We don’t realize how much our mindset affects our day-to-day activities until we become in tune with our bodies. Through practices like self-talk, mindfulness, and optimism, we can vastly improve our mental and physical health.
If your personality traits are the hardware on your computer and values are the coding, your mindset skills are the software that holds your values in place. Mindset skills, for example mindfulness (the ability to maintain attention), self-talk and optimism, are trainable, unlike personality traits. When you upgrade your mental performance skillset, it allows you to direct your actions and behaviours more effectively towards your values and, ultimately, your goals. You don’t have to listen to your inner monologue berating you for not waking up early to run, snacking too frequently, or generally not living up to your expectations; you have the power to code new, positive thought patterns. Developing mindset skills orients you towards your values, empowering you to navigate challenging situations (where coming up against roadblocks is inevitable). Invest the time in developing them, to rewrite your mindset software, and you’ll amplify your odds of success. Building these skills are a good starting point:
Why do you remember the bad things that happen in your day more clearly than the good?
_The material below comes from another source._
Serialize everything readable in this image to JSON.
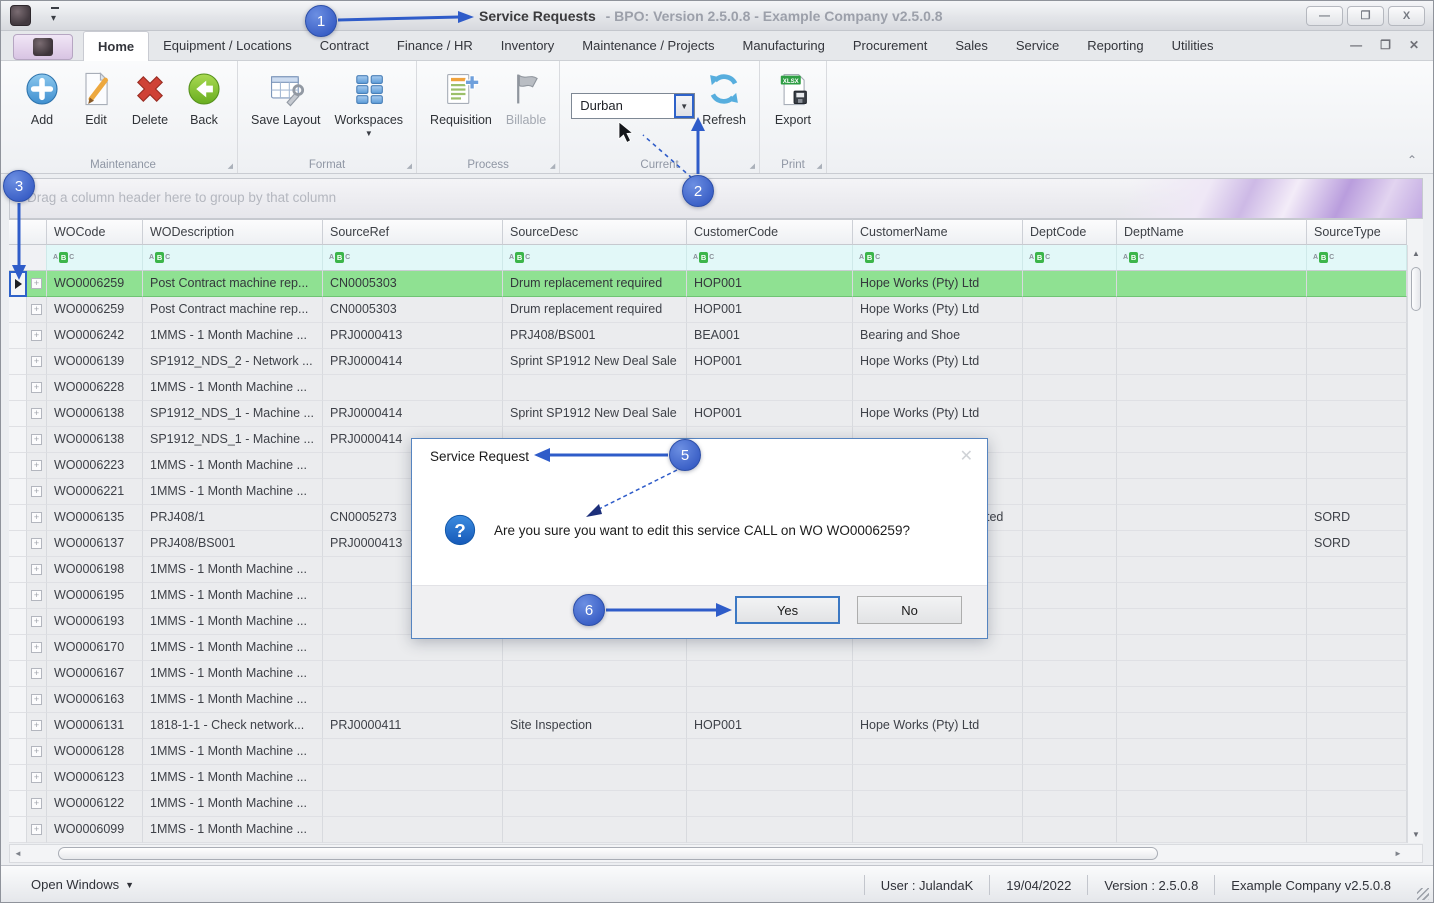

Why do you remember the negative comment from a friend or colleague weeks, months, even years later, but the positive ones seem to slip past? Because you’re human. In evolutionary terms, we’re hard-wired to default to negative, cautious or fearful thoughts, in order to survive. Hundreds of thousands of years ago, if you heard a snarl in the night, it was far more advantageous to err on the side of caution, than it was to put yourself in harm’s way. If you got it wrong, you were dead. Today, this evolutionary hangover is still within us.